Zu den Hintergründen des Rücktritts gehören demnach Vorwürfe der Vetternwirtschaft, lukrative Verträge, teure Abendessen und ein Luxusdienstwagen. Derzeit läuft eine externe Untersuchung einer Anwaltskanzlei.
„Die Geschäftsleitung des RBB und ich sehen unsere Hauptaufgabe jetzt darin, zur Aufklärung dieser Vorwürfe beizutragen und unser Hauptaugenmerk auf den RBB zu richten. Deshalb geben wir den Vorsitz jetzt ab“, so die Senderchefin in einer Pressemeldung.

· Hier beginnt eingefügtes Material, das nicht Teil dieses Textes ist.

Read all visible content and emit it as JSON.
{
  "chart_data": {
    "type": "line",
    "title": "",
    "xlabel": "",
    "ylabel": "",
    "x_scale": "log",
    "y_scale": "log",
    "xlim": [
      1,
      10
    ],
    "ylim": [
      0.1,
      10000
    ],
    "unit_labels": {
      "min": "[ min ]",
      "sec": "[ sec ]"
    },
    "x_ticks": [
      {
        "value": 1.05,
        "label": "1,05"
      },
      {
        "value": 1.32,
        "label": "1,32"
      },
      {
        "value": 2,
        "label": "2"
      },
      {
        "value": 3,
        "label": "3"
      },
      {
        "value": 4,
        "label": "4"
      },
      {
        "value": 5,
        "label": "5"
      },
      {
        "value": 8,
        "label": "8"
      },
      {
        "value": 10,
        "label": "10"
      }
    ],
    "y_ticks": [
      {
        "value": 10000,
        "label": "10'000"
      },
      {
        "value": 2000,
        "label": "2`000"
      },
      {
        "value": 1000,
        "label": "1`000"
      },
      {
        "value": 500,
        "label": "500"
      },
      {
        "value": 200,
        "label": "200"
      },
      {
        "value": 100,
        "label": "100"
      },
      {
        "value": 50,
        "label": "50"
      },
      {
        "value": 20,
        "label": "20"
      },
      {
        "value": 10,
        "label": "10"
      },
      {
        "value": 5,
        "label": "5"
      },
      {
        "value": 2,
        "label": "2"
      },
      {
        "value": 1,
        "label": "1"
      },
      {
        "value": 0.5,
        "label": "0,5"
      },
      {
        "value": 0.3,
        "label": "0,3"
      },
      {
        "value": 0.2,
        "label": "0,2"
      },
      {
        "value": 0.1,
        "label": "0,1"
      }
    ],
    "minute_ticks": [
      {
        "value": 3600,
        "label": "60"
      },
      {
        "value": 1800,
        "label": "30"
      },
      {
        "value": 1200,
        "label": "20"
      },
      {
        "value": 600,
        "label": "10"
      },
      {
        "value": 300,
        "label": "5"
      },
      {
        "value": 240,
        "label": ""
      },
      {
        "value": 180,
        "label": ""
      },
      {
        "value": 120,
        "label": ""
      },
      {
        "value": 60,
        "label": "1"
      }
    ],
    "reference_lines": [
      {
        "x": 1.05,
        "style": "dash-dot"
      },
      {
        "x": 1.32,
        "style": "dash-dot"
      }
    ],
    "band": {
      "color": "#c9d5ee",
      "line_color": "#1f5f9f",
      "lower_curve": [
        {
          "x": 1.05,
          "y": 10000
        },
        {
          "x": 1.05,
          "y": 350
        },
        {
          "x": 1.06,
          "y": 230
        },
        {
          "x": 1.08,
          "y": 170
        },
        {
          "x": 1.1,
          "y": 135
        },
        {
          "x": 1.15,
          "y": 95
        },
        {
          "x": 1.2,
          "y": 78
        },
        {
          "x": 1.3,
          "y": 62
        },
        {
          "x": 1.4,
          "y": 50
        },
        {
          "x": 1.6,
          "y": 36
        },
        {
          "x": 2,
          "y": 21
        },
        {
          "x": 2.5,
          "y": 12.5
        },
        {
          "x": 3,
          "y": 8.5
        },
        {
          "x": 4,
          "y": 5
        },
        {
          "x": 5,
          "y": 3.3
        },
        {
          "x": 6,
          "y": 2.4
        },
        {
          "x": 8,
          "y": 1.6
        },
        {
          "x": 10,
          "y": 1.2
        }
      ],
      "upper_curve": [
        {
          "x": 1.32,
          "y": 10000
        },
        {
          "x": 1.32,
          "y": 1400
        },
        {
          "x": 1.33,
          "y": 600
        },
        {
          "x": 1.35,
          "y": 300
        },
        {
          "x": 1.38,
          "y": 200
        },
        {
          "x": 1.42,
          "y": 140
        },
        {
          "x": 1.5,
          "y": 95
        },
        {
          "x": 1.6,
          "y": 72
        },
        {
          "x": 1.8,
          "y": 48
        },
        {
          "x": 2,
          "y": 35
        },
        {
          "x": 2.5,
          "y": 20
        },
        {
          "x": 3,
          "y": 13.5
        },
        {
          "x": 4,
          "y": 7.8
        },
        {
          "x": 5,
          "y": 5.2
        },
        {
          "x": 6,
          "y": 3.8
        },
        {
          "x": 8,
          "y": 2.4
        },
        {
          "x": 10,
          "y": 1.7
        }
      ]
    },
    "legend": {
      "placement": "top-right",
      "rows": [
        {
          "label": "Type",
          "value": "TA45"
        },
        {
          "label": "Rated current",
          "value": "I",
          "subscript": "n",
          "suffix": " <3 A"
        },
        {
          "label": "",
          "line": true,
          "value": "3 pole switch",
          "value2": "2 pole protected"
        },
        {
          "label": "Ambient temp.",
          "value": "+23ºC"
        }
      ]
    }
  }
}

Den Posten bis zum Jahreswechsel soll nun WDR-Intendant Tom Buhrow übernehmen. Bei einer Hauptversammlung im September könne dann ein neuer Vorsitz bestimmt werden, der vom 1.1.2023 im Amt wäre.
Die 61-Jährige ist seit 2016 Intendantin des RBB und soll ihre Position bis 2026 ausüben.